As CEO of Virgin Management Asia Pacific, David Baxby is responsible for managing Virgin’s investment portfolio in the region and reports directly to Richard Branson. At 32, he is also the youngest person on the BRW list of the top 20 expatriates aged 45 and younger.
But just a little over eleven years ago, the ink was barely dry on his Bachelor of Law and Bachelor of Commerce degrees from Bond University.
When David finished Year 12 at Brisbane’s John Paul College, all he knew was that he wanted to do “something in finance”.
“I’d been involved in the Sharemarket Game at high school but I was really more into sports than studying,” he says. “It was only in Year 12 that I decided to focus on schoolwork.”
Achieving a TE score of 990 (equivalent to an OP1 in today’s money) afforded him plenty of choice when it came to selecting a university. It also attracted a scholarship at Australia’s first private university – Bond on the Gold Coast.

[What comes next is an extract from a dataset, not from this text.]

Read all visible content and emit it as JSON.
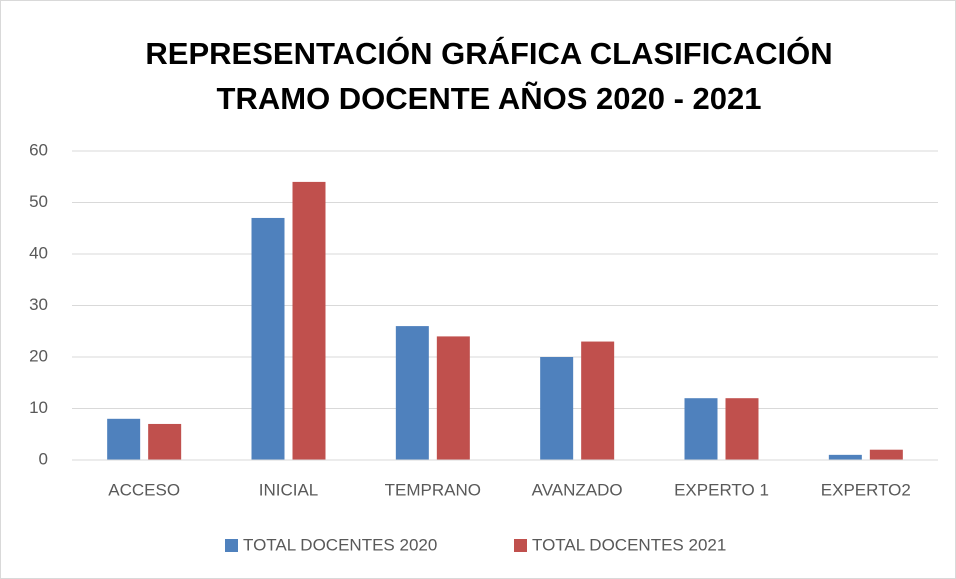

“Bond appealed to me because it was still very new in those days. I went to the Open Day and found that they were really trying to do something different. Talking to the lecturers and students, I felt that they were all there for the same reason and that they were the right people for me to be with.”
Keeping his career options open, David opted to apply half of his scholarship to a Bachelor of Law and the other half to a Bachelor of Commerce. Bond’s three-semesters-a-year schedule would enable him to complete both degrees in three years.
“One of the big advantages of the Bond program was its flexibility. They allowed me to pick and choose subjects within each degree that were relevant to my career plans – in Law, for instance, I was able to focus on commercial and tax law as opposed to more courtroom-focussed subjects. You just can’t do that at other universities.”
David also found that being at Bond in those early days allowed him and his fellow students to put their mark on the university.
“I had a chance to contribute to creating the culture at a new university by helping to establish campus groups like the Liberal Party and the Rowing Club. We really felt we could make a difference.”
As for the financial investment in his education, David found that it “paid off ten-fold” within his first few years in the workforce by virtue of the fact that he’d finished his studies years earlier than he would have at any other university and that he then had his choice of world-class companies to work for.
Fielding plenty of job offers on graduation, David opted to join Arthur Anderson’s corporate finance division and, after 18 months, moved to Rothschild’s then Goldman Sachs.
“I came into contact with Virgin when I was appointed to act as their Advisor while working for Goldman Sachs in their London office.
“When I returned to Australia as co-head of Goldman Sach’s consumer and industrials group, I took responsibility for the sale of 50% of Virgin Blue to Patrick Corporation and the public float of Virgin Blue.”
In June 2004, Richard Branson asked David to come and work for the Virgin group directly, and he joined as Chief Executive of Virgin Management Asia Pacific.
In addition to managing their investments in Virgin Blue, Virgin Mobile, Virgin Money, Virgin Atlantic, V2, Virgin Mega stores and Virgin Radio, David is also now a Non-Executive Director on the Virgin Blue board in Australia.
As part of Virgin’s strategy to take advantage of the rapidly expanding Chinese market, David will relocate from Sydney to Shanghai this month with his wife and three children. At the top of his list are plans to launch Virgin Mobile in China, while he will also orchestrate the brand’s expansion in to India and Japan.